Our current research study aims at a novel route of synthesis of metallic oxides such as lanthanum ortho ferrite and yttrium ortho ferrite via a self-propagating high-temperature synthesis mode. The prepared samples were strategically analyzed for crystal nature which exhibit closed relation to the standard data of FeCrO3 obtained from (JCPDS – Joint Committee Powder Diffraction Standard Data). By comparing the data of lanthanum ortho ferrites and yttrium ortho ferrite, symmetry class and lattice phase were found. Upon calculating the particle sizes using the Debye-Sherrer equation, YFe1-xCrxO3 and LaFe1-xCrxO3 lies at 24.5 nm and 72.5 nm. Studies on the dielectric constants demonstrated that bigger values are found at lower frequencies and drop with an increase in frequency. Samples with low dielectric constant under high frequency indicate the presence of superior optical quality which is critical for non-linear optical materials-based applications. TGA/DTA analysis also confirmed the purity of the samples wherein, the synthesized ferrites are said to be pure and stable up to 600°C, with no decomposition occurring in the temperature range of 0°C to 600°C. The oxygen loss in the La2O3 lattice is caused by the phase transition within the sample and holds the same for the majority of endothermic peaks in the DTA curve. Phase compositions, surface, and cross-section microstructures were determined by scanning electron microscopy. The SEM images showed homogeneous nano-sized agglomerates of crystallites with EDAX analysis revealing that the materials were homogenous, with predicted Y:Fe:Cr elemental ratios. It is evident from our work that the self-propagating high-temperature synthesis route provides an alternative way for the synthesis of mixed metallic oxides with pronounced dielectric values and lays a solid foundation for future studies.
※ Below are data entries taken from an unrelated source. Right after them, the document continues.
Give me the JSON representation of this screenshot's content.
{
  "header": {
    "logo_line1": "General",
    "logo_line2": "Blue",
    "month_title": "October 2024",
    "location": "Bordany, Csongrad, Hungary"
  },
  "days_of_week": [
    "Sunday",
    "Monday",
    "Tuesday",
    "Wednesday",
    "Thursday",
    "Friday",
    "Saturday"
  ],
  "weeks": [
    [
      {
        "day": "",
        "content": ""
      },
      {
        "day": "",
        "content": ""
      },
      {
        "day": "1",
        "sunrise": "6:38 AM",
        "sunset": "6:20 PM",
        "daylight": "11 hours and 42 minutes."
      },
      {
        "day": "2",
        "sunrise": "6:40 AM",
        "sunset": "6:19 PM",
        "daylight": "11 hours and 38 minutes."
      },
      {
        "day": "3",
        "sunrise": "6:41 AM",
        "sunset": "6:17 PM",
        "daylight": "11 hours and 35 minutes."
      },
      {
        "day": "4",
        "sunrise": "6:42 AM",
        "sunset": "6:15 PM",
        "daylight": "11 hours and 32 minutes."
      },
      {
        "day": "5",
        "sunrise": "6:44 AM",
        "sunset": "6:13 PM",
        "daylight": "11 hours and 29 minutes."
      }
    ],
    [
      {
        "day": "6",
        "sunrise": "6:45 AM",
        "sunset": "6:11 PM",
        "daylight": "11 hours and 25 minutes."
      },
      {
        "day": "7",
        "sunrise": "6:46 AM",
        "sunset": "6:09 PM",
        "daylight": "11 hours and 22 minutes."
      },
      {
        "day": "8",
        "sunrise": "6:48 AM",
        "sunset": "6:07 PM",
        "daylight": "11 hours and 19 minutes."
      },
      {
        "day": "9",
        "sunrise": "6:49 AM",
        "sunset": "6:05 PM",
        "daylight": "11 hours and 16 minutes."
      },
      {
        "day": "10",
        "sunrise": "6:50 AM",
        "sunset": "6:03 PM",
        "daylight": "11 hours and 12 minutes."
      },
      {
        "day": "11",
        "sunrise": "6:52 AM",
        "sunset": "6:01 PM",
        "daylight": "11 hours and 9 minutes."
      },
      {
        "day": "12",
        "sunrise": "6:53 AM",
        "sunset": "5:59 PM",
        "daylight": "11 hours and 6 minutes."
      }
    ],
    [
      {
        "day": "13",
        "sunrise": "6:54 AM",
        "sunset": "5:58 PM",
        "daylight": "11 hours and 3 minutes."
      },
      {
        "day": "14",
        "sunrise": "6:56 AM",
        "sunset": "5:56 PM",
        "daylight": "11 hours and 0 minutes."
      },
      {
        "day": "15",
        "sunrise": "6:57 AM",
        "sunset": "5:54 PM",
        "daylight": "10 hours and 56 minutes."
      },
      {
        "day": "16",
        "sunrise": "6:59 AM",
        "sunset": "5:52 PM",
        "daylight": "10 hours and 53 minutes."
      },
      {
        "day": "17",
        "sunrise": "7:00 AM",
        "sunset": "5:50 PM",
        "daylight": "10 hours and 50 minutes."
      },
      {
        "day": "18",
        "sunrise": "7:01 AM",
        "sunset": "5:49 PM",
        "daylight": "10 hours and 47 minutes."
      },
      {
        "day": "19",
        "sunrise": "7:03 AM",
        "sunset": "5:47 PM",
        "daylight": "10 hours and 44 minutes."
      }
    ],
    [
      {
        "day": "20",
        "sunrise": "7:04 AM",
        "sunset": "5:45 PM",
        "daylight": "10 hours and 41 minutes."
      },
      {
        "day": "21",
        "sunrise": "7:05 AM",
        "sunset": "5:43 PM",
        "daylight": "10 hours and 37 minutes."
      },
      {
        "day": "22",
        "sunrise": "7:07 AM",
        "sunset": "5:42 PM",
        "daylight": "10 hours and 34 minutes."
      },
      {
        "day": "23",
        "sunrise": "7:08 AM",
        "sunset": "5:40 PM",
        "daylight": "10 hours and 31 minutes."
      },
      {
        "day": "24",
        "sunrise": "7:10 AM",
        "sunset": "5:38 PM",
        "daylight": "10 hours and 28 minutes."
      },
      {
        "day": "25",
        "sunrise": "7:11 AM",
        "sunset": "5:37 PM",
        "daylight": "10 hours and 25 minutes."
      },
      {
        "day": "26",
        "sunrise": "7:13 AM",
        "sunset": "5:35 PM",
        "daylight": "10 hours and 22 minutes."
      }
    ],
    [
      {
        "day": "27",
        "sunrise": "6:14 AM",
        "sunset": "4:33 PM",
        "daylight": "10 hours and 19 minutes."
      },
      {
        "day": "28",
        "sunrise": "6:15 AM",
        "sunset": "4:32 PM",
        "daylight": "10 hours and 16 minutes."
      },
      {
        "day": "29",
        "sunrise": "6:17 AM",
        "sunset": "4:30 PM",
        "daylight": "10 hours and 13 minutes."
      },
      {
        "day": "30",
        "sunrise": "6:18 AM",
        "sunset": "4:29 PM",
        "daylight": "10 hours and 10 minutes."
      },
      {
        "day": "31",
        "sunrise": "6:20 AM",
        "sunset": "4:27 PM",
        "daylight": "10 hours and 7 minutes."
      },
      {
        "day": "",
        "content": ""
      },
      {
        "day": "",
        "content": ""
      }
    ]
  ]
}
Declaration of competing interest
The authors declare that they have no known competing financial interests or personal relationships that could have appeared to influence the work reported in this paper.
This research did not receive any specific grant from funding agencies in the public, commercial, or not-for-profit sectors.
Footnotes
Acknowledgments
The authors would like to express their gratitude to the Management of Loyola College (Autonomous), Chennai, Tamil Nadu, India, for carrying out this research work. The author L. Sakaya Sheela extends her sincere thanks to Dr. A. Jaya Rejendran, Associate Professor, Department of Chemistry, Loyola College, Chennai, Tamil Nadu, India, for her exceptional supervision, tremendous care, and continual support.